Vera Frances Bryce Salomons (1888-1969) was the scion of a Jewish aristocratic family in England and the grandniece of Sir David Salomons, Lord Mayor of London and Member of Parliament. Mrs. Salomons was a prominent philanthropist who, from 1925 onward, was active in furthering the cause of Eretz Israel and the State of Israel. Among the projects she sponsored were immigrant housing and residences for the aged. She also extended substantial support to universities and various social institutions – always regardless of nationality and ethnic background. The focus of her work was the cultivation of mutual understanding between Jews and Arabs.

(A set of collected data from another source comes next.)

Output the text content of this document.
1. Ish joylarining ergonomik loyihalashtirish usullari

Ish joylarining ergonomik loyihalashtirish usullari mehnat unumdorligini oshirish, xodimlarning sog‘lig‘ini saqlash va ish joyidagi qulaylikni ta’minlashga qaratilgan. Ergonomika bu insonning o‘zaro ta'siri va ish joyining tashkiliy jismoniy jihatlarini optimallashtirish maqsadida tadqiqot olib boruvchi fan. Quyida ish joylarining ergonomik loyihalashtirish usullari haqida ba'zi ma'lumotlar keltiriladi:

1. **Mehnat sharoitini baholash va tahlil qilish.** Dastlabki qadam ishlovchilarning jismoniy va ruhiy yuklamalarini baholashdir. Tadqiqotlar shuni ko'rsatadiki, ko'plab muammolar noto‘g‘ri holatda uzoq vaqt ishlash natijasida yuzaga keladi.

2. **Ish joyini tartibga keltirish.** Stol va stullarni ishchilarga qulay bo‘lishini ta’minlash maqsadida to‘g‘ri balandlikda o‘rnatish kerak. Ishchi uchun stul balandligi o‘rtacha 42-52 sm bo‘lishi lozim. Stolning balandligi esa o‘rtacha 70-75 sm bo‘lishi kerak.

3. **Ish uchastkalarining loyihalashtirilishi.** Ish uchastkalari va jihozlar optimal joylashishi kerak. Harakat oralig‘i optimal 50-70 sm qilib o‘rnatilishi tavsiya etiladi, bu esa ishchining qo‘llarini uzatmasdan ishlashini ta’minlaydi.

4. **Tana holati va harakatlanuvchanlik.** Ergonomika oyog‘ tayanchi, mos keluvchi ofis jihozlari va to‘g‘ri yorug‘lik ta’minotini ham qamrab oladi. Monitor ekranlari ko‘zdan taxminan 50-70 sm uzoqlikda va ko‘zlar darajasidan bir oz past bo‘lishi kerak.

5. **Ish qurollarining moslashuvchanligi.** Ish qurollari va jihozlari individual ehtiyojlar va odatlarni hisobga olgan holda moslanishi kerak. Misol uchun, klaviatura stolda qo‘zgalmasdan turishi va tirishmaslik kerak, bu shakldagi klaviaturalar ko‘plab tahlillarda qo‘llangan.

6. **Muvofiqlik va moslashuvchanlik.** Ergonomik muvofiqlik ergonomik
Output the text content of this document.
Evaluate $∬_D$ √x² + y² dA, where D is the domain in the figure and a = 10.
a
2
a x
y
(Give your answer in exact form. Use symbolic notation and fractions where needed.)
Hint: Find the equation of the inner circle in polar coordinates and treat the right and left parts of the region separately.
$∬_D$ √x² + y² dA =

By strengthening the acknowledgment and appreciation of the Islamic cultural heritage, it was Mrs. Salomons's intention to allay tensions between the two nations. Mrs. Salomons was a student and friend of Prof. Leo Arie Mayer of the Department of Islamic Art and Archaeology at the Hebrew University, Jerusalem. The L.A. Mayer Museum for Islamic Art was established several years after Prof. Mayer's death in 1959, in homage to his lifework. One of the Museum's exhibition halls was dedicated to the memory of Mrs. Salomons's family and displayed therein is the magnificent collection of watches and clocks that belonged to her father, Sir David Lionel Salomons.
Prof. Leo Arie Mayer (1895-1959) was descended from a rabbinical family in southeast Galicia. In 1913 he went to Vienna to study the history of art and Semitic languages, eventually completing his studies in Berlin. Prof. Mayer immigrated to Palestine in 1921 and there fulfilled his life's dream – the research of Middle Eastern art and archaeology. In 1925 the Institute of Middle Eastern Studies at the Hebrew University of Jerusalem was established and Prof. Mayer was appointed lecturer in his subject field. During the years 1933 to 1945 he served as rector of the University. In the context of his research, he investigated archaeological finds in Jerusalem and its surroundings, among them inscriptions on Jewish gravestones and other epigraphic remains. Together with Prof. Eliezer Lifa Sukenik, Prof. Mayer discovered the ruins of the third wall of the Old City. During the years 1925 to 1932 he published reports and articles on archaeology, numismatics, epigraphy and the art of the region. In 1933 he became renowned as a world authority on Saracenic heraldry and Islamic artists. In 1959 Prof. Mayer was posthumously granted the Israel Award. The judges cited his contribution to the research of the material culture of Islam, which was not limited to art and archaeology alone but also extended to the realms of history and society. Prof. Mayer's dedication to the research of Islamic art indeed stemmed from his deep appreciation of Islamic culture at large. He believed that introducing this rich culture to the Israeli public would contribute to the coexistence between Jews and Arabs.
Prof. Richard Ettinghausen (1906-1979) of the Institute of Fine Arts in New York, an outstanding researcher of Islamic art, was entrusted with the purchase of the L.A. Mayer Museum's Islamic collection. For forty years, from the time he received his doctorate in Islamic history and art history from Goethe University in Frankfurt in 1931, Prof. Ettinghausen published hundreds of articles on almost every aspect of Islamic art and architecture. Having established the collections of Islamic art in the Freer Gallery, Washington, D.C., and in the Metropolitan Museum, New York, he was justly called "the promoter of Islamic art in our time."